Ryan Keberle requires more slide grease than the average trombonist. The 34-year-old’s fourth album as a leader, Into the Zone (Greenleaf), was released Sept. 30, and he continues to hold down gigs in the Maria Schneider Orchestra, Darcy James Argue’s Secret Society, Miguel Zenón’s “Identities” Big Band, the David Berger Jazz Orchestra, the Ryan Truesdell-directed Gil Evans Project and Pedro Giraudo’s Expanded Ensemble. Keberle’s primary vehicle-and the band heard on Into the Zone-is Catharsis, a pianoless quintet featuring trumpeter Mike Rodriguez, bassist Jorge Roeder, drummer Eric Doob, vocalist Camila Meza and the leader on trombone and melodica.
The versatile Brooklyn-based musician also plays regularly on Broadway and with the Saturday Night Live Band, and is an established session musician for film and television. As a sideman in pop and rock, Keberle has performed alongside Alicia Keys, Sufjan Stevens and the Welcome Wagon. He recently turned down an international tour with St. Vincent and David Byrne due to a teaching commitment at Hunter College, where he heads the jazz program. With the maddening schedule, Keberle’s composing process is one of bits and pieces. “Since I’m short on time in my day-to-day existence, I might only get 10 minutes on the piano. But if I play something I like, I whip out the iPhone, voice record and tuck it away for another day,” Keberle says.
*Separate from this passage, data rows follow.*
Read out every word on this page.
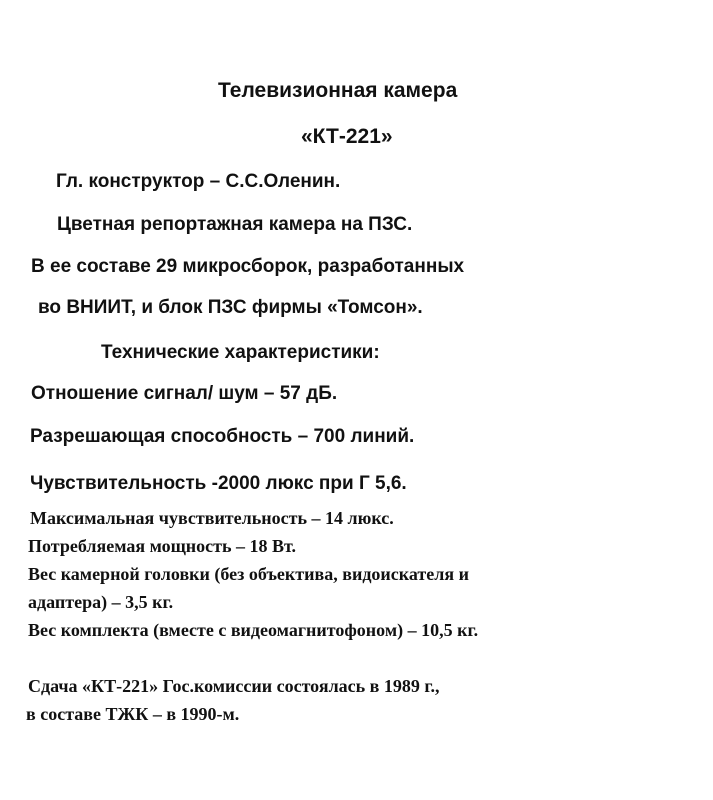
Телевизионная камера
«КТ-221»
Гл. конструктор – С.С.Оленин.
Цветная репортажная камера на ПЗС.
В ее составе 29 микросборок, разработанных
во ВНИИТ, и блок ПЗС фирмы «Томсон».
Технические характеристики:
Отношение сигнал/ шум – 57 дБ.
Разрешающая способность – 700 линий.
Чувствительность -2000 люкс при Г 5,6.
Максимальная чувствительность – 14 люкс.
Потребляемая мощность – 18 Вт.
Вес камерной головки (без объектива, видоискателя и
адаптера) – 3,5 кг.
Вес комплекта (вместе с видеомагнитофоном) – 10,5 кг.
Сдача «КТ-221» Гос.комиссии состоялась в 1989 г.,
в составе ТЖК – в 1990-м.
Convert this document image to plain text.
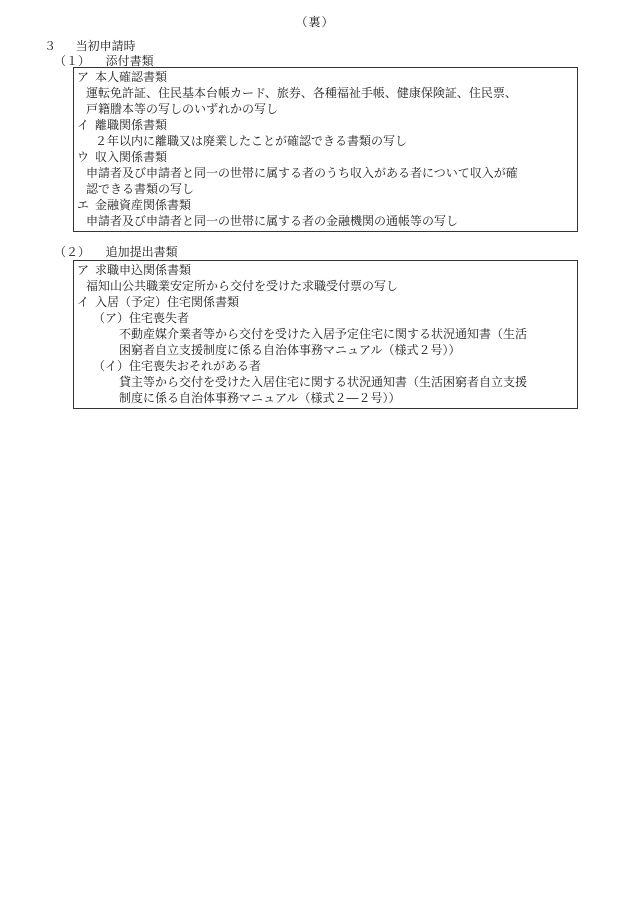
（裏）
３ 当初申請時
（１） 添付書類
ア 本人確認書類
運転免許証、住民基本台帳カード、旅券、各種福祉手帳、健康保険証、住民票、
戸籍謄本等の写しのいずれかの写し
イ 離職関係書類
２年以内に離職又は廃業したことが確認できる書類の写し
ウ 収入関係書類
申請者及び申請者と同一の世帯に属する者のうち収入がある者について収入が確
認できる書類の写し
エ 金融資産関係書類
申請者及び申請者と同一の世帯に属する者の金融機関の通帳等の写し
（２） 追加提出書類
ア 求職申込関係書類
福知山公共職業安定所から交付を受けた求職受付票の写し
イ 入居（予定）住宅関係書類
（ア）住宅喪失者
不動産媒介業者等から交付を受けた入居予定住宅に関する状況通知書（生活
困窮者自立支援制度に係る自治体事務マニュアル（様式２号））
（イ）住宅喪失おそれがある者
貸主等から交付を受けた入居住宅に関する状況通知書（生活困窮者自立支援
制度に係る自治体事務マニュアル（様式２―２号））
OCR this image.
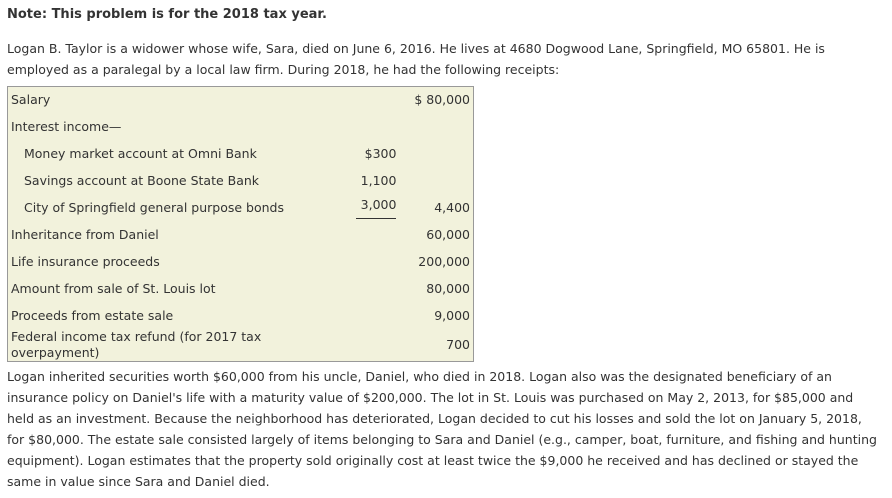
Note: This problem is for the 2018 tax year.

Logan B. Taylor is a widower whose wife, Sara, died on June 6, 2016. He lives at 4680 Dogwood Lane, Springfield, MO 65801. He is employed as a paralegal by a local law firm. During 2018, he had the following receipts:

Salary		$ 80,000
Interest income—		
Money market account at Omni Bank	$300	
Savings account at Boone State Bank	1,100	
City of Springfield general purpose bonds	3,000	4,400
Inheritance from Daniel		60,000
Life insurance proceeds		200,000
Amount from sale of St. Louis lot		80,000
Proceeds from estate sale		9,000
Federal income tax refund (for 2017 tax overpayment)		700

Logan inherited securities worth $60,000 from his uncle, Daniel, who died in 2018. Logan also was the designated beneficiary of an insurance policy on Daniel's life with a maturity value of $200,000. The lot in St. Louis was purchased on May 2, 2013, for $85,000 and held as an investment. Because the neighborhood has deteriorated, Logan decided to cut his losses and sold the lot on January 5, 2018, for $80,000. The estate sale consisted largely of items belonging to Sara and Daniel (e.g., camper, boat, furniture, and fishing and hunting equipment). Logan estimates that the property sold originally cost at least twice the $9,000 he received and has declined or stayed the same in value since Sara and Daniel died.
Growing up in Spokane, Wash., Keberle started on piano at the age of 4 under the tutelage of his mother, a classical piano teacher, but in high school, Keberle’s father, Dan Keberle, recruited him to play trombone in the jazz band at Whitworth University, where he serves as director of jazz studies and trumpet professor. In 1999, Keberle further honed his big-band chops at Manhattan School of Music, studying under Steve Turre, continuing in jazz in Juilliard’s inaugural class with Wycliffe Gordon. To make ends meet, he became the musical director of a Catholic church in Manhattan.
Keberle also currently leads the Hunter College Jazz Ensemble, and using a Hunter grant, formed the Living Legacy Project, an all-star big band comprising original members of classic swing-era ensembles, including baritone saxophonist Joe Temperley, bassist Rufus Reid and trombonist Clarence Banks. “Big band is a huge part of my career,” Keberle says. “The language is an ingrained part of my musical personality and something I’m very passionate about.”
He has been a member of Berger’s large ensemble for the past decade. “Ryan has a terrific ear,” Berger says. “He has perfect pitch and he hears everything.”
Another member of that band, the prolific saxophonist Scott Robinson, is featured on two tracks on Into the Zone. “If I had to only listen to one improviser on any instrument for the rest of my life, I would probably pick Scott,” Keberle says. “He’s such a natural, spontaneous and creative personality and a total master of the tradition, but he sounds like himself. That’s kind of what I strive for.” As for Keberle, he modeled his sound after icons Slide Hampton and J.J. Johnson, who “command the trombone like the instrument you’re taught to use it as in the classical world,” he says. “The concept was to try to play with that same agility, in terms of playing fast, or different registers, but with a big, full sound.”
This free-flowing aesthetic informs Into the Zone, which Keberle explains was inspired in part by arrangers like Bob Brookmeyer as well as works from Ravel, Debussy and Shostakovich. Writing for a pianoless ensemble forced him to create chordal textures using non-harmony instruments. “I found freedom in the restriction, and really embraced the contrapuntal nature of chamber music,” he says.
The frontline being de facto members of the rhythm section posed a technical challenge, though. “With this configuration, Ryan and I are constantly playing, so it’s hard on the chops as far as endurance,” says Rodriguez, “but we’re starting to really connect. It was eye-opening how well Ryan composes for the group.”
As an improviser, Keberle imbues Charlie Parker’s “Cheryl” and Tommy Wolf’s “Ballad of the Sad Young Men” with a virtuosity and lyricism that eschews reflexive facility. “Zone,” the album’s impressionistic closer, follows suit, a plaintive ballad with brass arpeggios that builds to the group’s eponymous catharsis. “It wasn’t set out to be anything, depict anything, or based on some theoretical principle or harmonic device,” Keberle says of the tune. “It was just a song that came in one of those moments of creative clarity.”
This is equally true of “Inevitable Blues,” which opens the new album but was the last piece Keberle composed for it. “The blues is inevitable in jazz, and if it’s not there, then I don’t want to listen to it,” he says. “That doesn’t mean it has to be a 12-bar blues or have your cliché blues licks and growls and groans, but it has to have that soul, it’s got to be coming from that honest, personal place. It’s different for everyone, but you know it when you hear it.”